Willkommen in der Borderlands!
Honey and habanero, Haole privilege and Native inequity, European modernity and Asian tradition, Hawaiian shark and Tsalagi wolf, fragility and strength: these are just some of the antipodean factors that create a vertically-challenged, American passport-bearing, hapa Womanist with an addiction to languages, mangoes, travel, and kitchenexperimentation. ‘the UNchecked other’ refers to my dissent to the notion of being defined by those ubiquitous ‘check one’ race boxes—compliance would mean the negation of all the colours and flavours that make me the tasty global salad that I am. In whatever I do, I fight to uphold the truth in Albert Schweitzer’s and Elie Wiesel’s words: “We must never permit the voice of humanity within us to be silenced. It is man’s sympathy with all creatures that first makes him a man” and “This is the duty of our generation as we enter the 21st century—solidarity with the weak, the persecuted, the lonely, the sick, and those in despair. It is expressed by the desire to give noble and humanizing meaning to a community in which all members will define themselves not by their own identity but by that of others.”
To be hapa is to live in the borderlands, and to exist in these amalgam lands means that I refuse to check one box in those optional race questions on forms. To choose one race over the other would be to negate the other parts that make me, me. If I check other, it would imply that hapa people such as myself have no place that warrants being named. In my cultures—Native or otherwise—not having a name means that you neither exist nor matter. Unseen and unheard, you are a ghost, stripped of the dignity of what it is to be human.

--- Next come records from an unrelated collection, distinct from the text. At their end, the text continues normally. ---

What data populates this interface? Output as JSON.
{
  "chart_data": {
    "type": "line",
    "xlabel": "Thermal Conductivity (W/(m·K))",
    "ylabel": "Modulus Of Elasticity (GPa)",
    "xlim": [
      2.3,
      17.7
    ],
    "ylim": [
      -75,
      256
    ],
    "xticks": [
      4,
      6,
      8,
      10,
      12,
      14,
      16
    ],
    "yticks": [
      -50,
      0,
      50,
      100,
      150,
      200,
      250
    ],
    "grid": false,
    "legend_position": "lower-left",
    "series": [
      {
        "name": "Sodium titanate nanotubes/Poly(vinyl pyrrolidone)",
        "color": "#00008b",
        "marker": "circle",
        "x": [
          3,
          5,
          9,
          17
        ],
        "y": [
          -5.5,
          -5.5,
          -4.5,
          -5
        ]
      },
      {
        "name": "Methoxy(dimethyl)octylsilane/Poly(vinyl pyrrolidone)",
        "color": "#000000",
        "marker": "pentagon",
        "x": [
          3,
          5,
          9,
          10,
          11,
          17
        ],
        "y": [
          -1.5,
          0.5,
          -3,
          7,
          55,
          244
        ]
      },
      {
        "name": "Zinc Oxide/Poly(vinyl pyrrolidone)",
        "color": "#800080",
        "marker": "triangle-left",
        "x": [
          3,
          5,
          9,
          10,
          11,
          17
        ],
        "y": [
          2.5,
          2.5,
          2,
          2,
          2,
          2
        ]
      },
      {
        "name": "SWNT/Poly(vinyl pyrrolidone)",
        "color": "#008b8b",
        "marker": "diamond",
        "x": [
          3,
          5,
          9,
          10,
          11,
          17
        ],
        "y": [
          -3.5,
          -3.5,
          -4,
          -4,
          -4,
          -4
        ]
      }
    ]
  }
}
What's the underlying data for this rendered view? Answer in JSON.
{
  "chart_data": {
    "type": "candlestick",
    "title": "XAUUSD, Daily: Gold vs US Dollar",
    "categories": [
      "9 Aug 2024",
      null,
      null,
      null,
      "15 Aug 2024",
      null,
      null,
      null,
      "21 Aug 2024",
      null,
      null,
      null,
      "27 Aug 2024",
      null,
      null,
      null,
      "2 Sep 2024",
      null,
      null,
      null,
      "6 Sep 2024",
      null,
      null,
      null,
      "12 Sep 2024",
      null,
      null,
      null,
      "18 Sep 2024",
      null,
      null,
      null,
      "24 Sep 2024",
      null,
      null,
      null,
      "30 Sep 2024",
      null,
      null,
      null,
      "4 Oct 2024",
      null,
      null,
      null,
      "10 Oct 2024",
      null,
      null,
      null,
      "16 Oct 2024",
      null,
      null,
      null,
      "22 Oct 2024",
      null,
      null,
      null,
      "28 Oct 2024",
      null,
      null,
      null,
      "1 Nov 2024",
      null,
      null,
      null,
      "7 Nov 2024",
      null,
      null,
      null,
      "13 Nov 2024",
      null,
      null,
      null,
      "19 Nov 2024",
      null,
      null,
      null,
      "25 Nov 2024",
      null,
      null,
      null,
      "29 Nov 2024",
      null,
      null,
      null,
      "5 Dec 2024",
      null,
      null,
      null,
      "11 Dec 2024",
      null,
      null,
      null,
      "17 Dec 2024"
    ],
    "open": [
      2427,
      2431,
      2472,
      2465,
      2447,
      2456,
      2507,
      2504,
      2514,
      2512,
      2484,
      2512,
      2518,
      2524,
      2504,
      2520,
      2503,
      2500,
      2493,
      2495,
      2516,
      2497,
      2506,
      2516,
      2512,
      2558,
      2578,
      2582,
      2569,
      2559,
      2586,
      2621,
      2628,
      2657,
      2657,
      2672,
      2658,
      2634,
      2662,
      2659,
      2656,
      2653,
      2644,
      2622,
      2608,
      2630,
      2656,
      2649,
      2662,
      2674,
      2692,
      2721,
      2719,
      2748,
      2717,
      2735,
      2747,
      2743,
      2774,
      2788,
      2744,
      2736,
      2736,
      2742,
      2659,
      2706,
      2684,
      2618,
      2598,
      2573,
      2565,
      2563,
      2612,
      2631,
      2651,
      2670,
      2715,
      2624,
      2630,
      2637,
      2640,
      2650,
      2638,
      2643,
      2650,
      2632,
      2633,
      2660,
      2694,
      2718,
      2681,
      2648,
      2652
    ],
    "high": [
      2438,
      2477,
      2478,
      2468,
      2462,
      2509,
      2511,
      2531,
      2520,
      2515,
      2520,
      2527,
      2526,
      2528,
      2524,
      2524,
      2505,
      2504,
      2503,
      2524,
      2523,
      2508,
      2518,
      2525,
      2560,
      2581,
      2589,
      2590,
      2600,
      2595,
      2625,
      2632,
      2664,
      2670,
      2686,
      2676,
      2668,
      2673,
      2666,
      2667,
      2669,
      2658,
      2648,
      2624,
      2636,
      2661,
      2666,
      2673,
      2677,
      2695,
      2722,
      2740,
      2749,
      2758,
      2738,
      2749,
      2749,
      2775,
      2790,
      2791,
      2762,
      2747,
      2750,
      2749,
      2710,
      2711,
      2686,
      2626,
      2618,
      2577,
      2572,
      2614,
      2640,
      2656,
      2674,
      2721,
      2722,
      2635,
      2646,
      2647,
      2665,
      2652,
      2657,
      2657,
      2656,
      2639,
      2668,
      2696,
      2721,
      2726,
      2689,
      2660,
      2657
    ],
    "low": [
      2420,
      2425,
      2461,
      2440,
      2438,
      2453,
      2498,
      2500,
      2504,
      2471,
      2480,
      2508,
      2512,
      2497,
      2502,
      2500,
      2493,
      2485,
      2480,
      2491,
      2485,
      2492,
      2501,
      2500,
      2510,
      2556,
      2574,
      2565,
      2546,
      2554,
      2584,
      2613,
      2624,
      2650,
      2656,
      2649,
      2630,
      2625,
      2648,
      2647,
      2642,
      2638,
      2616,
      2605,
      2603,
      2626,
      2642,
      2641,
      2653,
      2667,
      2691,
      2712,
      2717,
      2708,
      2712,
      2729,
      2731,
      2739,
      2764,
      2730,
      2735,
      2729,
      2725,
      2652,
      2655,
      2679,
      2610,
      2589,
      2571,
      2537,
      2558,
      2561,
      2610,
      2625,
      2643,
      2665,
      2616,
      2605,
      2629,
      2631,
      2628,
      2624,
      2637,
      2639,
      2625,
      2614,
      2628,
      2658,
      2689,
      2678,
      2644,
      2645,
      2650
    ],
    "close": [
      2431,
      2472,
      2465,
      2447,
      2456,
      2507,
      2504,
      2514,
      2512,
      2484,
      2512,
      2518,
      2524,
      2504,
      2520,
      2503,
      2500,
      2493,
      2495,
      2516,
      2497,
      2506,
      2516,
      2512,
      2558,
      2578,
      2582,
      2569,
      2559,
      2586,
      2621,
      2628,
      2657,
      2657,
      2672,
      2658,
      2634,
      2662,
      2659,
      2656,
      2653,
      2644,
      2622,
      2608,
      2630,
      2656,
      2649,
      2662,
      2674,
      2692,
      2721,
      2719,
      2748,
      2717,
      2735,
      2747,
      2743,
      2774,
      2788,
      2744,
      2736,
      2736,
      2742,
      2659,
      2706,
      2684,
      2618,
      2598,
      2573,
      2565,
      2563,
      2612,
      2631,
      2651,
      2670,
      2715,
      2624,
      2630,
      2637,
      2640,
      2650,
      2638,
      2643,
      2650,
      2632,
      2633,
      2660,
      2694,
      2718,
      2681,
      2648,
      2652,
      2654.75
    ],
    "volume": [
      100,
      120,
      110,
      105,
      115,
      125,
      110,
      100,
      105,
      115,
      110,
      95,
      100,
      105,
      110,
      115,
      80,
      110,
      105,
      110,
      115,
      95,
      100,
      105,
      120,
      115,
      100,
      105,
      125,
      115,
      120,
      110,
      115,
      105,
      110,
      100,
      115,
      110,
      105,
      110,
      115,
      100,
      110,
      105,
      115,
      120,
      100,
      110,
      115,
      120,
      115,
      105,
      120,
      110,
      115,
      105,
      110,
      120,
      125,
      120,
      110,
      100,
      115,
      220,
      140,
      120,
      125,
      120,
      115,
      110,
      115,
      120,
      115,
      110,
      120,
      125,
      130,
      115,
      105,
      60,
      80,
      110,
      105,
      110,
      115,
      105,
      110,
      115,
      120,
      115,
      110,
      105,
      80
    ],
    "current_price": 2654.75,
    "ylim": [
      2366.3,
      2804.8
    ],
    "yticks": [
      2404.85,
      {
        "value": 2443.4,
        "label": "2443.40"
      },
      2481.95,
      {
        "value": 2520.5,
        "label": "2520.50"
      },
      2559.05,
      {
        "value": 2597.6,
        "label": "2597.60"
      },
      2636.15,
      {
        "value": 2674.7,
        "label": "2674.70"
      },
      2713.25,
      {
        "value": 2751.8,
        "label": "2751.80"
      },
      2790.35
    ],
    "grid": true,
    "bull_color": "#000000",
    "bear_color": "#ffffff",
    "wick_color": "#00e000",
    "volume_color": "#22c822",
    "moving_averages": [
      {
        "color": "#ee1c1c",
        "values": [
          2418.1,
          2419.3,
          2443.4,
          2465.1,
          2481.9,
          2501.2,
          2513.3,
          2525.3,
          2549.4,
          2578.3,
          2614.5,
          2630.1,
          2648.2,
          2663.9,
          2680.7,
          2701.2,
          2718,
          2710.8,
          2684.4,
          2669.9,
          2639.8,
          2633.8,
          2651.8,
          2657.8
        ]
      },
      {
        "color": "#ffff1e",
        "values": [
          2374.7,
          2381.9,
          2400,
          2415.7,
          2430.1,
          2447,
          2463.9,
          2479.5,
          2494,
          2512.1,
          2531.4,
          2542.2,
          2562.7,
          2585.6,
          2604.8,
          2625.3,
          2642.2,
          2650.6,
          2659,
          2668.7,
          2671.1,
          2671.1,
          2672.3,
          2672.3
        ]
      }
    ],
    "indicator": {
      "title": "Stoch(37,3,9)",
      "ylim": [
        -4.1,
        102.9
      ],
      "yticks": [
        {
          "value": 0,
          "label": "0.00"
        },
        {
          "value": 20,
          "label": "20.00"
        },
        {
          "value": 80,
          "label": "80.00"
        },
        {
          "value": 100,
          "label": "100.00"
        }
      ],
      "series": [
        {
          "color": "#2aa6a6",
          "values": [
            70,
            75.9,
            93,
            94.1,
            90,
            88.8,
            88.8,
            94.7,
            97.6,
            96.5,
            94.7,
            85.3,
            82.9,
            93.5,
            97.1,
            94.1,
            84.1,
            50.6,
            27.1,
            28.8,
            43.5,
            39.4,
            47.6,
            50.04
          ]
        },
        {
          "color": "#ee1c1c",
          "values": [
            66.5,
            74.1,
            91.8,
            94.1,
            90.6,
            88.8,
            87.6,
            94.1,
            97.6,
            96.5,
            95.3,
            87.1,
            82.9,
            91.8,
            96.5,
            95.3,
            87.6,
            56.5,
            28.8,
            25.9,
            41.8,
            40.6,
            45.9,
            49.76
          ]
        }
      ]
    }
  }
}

Conversely, I refuse to say I am a quarter this, half that, or part these. Hapa identity is a whole identity that is made from whole ethnicities, races, cultures, traditions, and people. I refuse to be divided into neat little fractions. My ancestry comes as a whole and manifests its influence over me in a uniquely all-encompassing hapa way.
With my held held high, I choose to be the UNchecked other.